A composição de crescimento econômico não-sustentável, má distribuição de renda, explosão demográfica e êxodo rural, dentre outros problemas estruturais, possibilitou o desenvolvimento do setor de seguros de automóveis, haja vista o bem automóvel se tornar visado e desejado por todos, iniciando assim um até então um novo modal de crime específico: furto e roubo de veículos, tanto para a aquisição de veículos por valores muito abaixo do mercado, pois era fruto de roubo e furto, quer seja para o desmanche e a venda de peças no mercado de reposição de forma irregular através dos ferros-velhos ou sucatas.

Há de se registrar, que o seguro de automóveis também se desenvolveu por todos os outros motivos alavancadores de sinistros, como estradas de rolamento em péssimas condições de conservação, qualidade tecnológica dos veículos aqui produzidos, componentes de baixa qualidade, além das intempéries naturais que provocam catástrofes, que por sua vez alcançam o bem automóvel direta ou indiretamente.

Acredita-se que a indústria de automóvel terminou por abrir um espaço para o desenvolvimento do mercado de seguros e sua consequente regulação, através da legislação pertinente, obrigando o legislador a se voltar para uma realidade cada vez mais evidente, pois existia o mercado aberto e já consagrado em outros países do mundo, e o nosso carecia, àquela época, de regramento legal para existir e se desenvolve, de forma a fazer frente ao fenômeno ora posto.

Como pode ser observado, o contrato de seguro tem uma importante função social, à medida que, no âmbito da sociedade de risco a que nos expomos, supre o papel importante e indispensável aos interesses individuais e da coletividade, quanto à manutenção e perenidade dos bens adquiridos.

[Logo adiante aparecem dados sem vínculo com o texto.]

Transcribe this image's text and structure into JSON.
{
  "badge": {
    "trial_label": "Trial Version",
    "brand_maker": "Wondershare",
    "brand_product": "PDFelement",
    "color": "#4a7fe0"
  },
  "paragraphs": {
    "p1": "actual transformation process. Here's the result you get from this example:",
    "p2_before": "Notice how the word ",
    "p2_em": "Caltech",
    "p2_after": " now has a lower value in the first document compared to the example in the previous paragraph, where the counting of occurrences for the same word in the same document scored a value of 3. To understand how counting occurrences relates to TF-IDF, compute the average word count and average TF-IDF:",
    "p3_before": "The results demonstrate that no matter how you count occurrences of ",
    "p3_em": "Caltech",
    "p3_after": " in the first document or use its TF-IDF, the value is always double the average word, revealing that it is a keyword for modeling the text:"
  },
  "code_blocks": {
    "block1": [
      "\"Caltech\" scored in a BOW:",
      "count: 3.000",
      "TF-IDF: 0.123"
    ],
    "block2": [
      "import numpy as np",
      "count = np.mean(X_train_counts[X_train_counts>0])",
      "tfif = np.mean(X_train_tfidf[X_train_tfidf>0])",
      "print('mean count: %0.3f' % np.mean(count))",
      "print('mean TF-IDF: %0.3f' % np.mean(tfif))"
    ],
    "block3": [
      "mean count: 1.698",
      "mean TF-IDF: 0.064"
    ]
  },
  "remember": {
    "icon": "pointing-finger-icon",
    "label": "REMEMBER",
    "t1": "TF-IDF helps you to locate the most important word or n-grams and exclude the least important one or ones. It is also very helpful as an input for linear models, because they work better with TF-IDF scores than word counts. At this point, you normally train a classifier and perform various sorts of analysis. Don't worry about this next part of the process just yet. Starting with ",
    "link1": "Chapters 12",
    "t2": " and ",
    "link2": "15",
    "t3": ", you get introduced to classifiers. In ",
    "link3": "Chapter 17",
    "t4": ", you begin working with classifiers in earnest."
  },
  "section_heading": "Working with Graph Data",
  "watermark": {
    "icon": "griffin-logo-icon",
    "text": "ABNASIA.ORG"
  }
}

Mas, fazendo justiça à história, antes mesmo do relativamente início recente dos seguros de automóveis no Brasil, merece atenção o resgate e reconhecimento de importante iniciativa desenvolvida objetivando promover a proteção de interesses de proprietários de veículos. Foram criados clubes de serviços diversos, através de sociedades, uma espécie de associação, a exemplo do pioneiro Clube Touring, criado ainda na década de 20, no século passado, mais precisamente no ano de 1923.

Já nesta época, instalou-se no Brasil o que poderia ser identificado como precursor de alguns serviços hoje prestados por seguradoras do ramo de automóveis, assim como pelas associações de proteção veicular. Embora o Touring Clube do Brasil fosse um clube voltado para o turismo nacional e, preferencialmente pelas estradas brasileiras, os seus principais serviços eram destinados, essencialmente, ao público que possuía veículo automotor, seu principal meio de locomoção. Por isso, o Touring Clube desenvolveu uma série de serviços e benefícios para os seus associados. Senão, vejamos: reparos de emergência para veículos; remoção para oficinas; redes de oficinas credenciadas; hotel para espera; passagem de retorno; carro reserva; envio de acompanhantes; despachantes; recursos para multas; assistência jurídica, além de outros benefícios. A história ainda guarda outro clube associativo com serviços e benefícios semelhantes, como o Automóvel Clube do Brasil, muito atuante, sobretudo no sul e sudeste do país.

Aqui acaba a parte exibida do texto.